The most popular pricing model is usage-based, meaning the price is based on how much the product is used, rather than per user or feature. It's the first of its kind in an infrastructure layer (such as AWS) and is charged per 1000 visits (per x
anyway). It allows for low-cost startup, minimizing friction to adoption, especially for startups, and then it scales up quickly for enterprises.
downgrade and upgrade are automatic. Then we wouldn't understand, "I'm paying so much, but I'm not using it that much." And we wouldn't have to resell the cool features of the upper tier. Instead, we just say: "Congratulations, you've reached 1,000 visits, you must be growing! We'll get you up to the 1,000 visit plan. Let us know if you have any questions."
2. Time-based
in Once we determine the right pricing model, we can adjust everything else with time-based updates. Remember, this is an expansion game, not a "get the most land from the start" game.
pricing is updated regularly - more like every 3 months rather than every 3 years. As with everything, we should experiment, measure, and see how it impacts revenue per customer. Sometimes it fails, but we learn lessons and pricing becomes less ambiguous.
If we keep improving the product, overall price increases are fair - about once a year. If you don’t build and your NPS is low, forget about it. Otherwise, this is a simple enough pricing change that should be widely accepted.

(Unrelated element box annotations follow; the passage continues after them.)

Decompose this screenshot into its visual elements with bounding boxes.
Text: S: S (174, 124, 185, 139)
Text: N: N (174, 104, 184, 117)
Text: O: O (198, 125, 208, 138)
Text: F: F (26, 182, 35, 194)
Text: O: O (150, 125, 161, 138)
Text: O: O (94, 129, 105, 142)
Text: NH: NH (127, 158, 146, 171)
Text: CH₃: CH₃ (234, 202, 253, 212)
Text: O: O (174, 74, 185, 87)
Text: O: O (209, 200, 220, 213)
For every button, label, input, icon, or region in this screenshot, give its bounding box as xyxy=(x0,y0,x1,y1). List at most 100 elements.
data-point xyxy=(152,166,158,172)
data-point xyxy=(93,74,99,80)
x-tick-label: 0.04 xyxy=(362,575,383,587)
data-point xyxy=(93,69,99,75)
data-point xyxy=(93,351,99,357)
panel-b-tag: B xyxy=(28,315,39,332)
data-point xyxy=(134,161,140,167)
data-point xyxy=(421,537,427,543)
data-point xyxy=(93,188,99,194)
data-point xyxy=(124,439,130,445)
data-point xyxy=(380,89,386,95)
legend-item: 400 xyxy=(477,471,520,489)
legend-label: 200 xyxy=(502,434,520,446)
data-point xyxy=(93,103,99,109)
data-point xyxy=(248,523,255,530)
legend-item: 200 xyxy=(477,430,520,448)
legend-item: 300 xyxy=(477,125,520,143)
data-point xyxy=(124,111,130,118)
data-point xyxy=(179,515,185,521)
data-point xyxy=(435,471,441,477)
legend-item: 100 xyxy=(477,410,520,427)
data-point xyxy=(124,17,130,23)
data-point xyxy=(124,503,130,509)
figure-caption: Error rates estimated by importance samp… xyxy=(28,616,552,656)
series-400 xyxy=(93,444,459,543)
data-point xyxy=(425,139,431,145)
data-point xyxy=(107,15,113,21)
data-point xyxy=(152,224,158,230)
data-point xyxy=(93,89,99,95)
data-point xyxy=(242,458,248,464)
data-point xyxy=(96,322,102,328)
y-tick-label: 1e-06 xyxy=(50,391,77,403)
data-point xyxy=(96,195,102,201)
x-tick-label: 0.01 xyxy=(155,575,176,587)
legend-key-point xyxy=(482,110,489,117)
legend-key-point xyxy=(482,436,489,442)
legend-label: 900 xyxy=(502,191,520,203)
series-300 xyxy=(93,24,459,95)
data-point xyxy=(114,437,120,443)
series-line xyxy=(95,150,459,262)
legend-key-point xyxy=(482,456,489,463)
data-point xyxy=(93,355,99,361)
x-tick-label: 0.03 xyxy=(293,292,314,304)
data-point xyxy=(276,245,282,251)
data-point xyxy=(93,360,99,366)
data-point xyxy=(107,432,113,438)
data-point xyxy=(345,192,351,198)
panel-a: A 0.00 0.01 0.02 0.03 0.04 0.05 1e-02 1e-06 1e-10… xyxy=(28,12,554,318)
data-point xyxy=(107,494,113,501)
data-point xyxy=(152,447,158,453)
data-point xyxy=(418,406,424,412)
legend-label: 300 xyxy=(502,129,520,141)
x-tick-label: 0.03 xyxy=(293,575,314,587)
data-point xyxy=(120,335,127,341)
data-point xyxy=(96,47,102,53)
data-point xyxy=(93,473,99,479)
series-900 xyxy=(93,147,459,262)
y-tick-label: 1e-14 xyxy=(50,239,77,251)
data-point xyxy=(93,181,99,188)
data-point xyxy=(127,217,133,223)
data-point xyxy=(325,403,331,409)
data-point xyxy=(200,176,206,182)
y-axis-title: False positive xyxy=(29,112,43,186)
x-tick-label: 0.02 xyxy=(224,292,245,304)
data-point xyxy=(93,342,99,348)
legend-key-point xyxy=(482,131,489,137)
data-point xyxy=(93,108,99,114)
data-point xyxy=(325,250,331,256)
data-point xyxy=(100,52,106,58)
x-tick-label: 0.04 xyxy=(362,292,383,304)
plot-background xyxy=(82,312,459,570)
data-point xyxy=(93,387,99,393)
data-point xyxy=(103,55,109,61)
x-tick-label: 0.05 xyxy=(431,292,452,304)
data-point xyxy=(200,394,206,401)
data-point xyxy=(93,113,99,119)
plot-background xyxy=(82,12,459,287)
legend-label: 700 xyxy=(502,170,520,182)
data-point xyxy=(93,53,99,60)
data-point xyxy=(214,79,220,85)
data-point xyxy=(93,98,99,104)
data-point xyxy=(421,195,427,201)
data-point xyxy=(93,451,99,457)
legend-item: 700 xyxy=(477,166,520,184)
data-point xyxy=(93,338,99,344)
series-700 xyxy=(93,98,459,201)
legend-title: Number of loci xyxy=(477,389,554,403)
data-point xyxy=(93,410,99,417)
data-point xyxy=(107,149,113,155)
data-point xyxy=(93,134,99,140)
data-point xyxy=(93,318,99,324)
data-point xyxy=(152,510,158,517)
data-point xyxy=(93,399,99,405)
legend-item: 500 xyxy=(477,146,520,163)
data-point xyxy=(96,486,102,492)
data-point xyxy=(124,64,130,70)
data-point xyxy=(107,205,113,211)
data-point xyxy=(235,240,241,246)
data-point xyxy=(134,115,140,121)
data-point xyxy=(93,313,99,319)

5. Summary of the full text
One thing is clear, we now live in a product-led world. Being product-led is not only the company's brightest growth strategy, but it's also necessary if we don't want to be disrupted anytime soon. This is exciting news for us: this is an experimental paradise!
So, where do we start? get? reserve? expansion? all? it depends. We can do it step by step, and it might make sense to do just some of it. But I suspect we're just getting started, and companies will push further into what it means to be product-led.
title picture comes from Unsplash, based on CC0 license.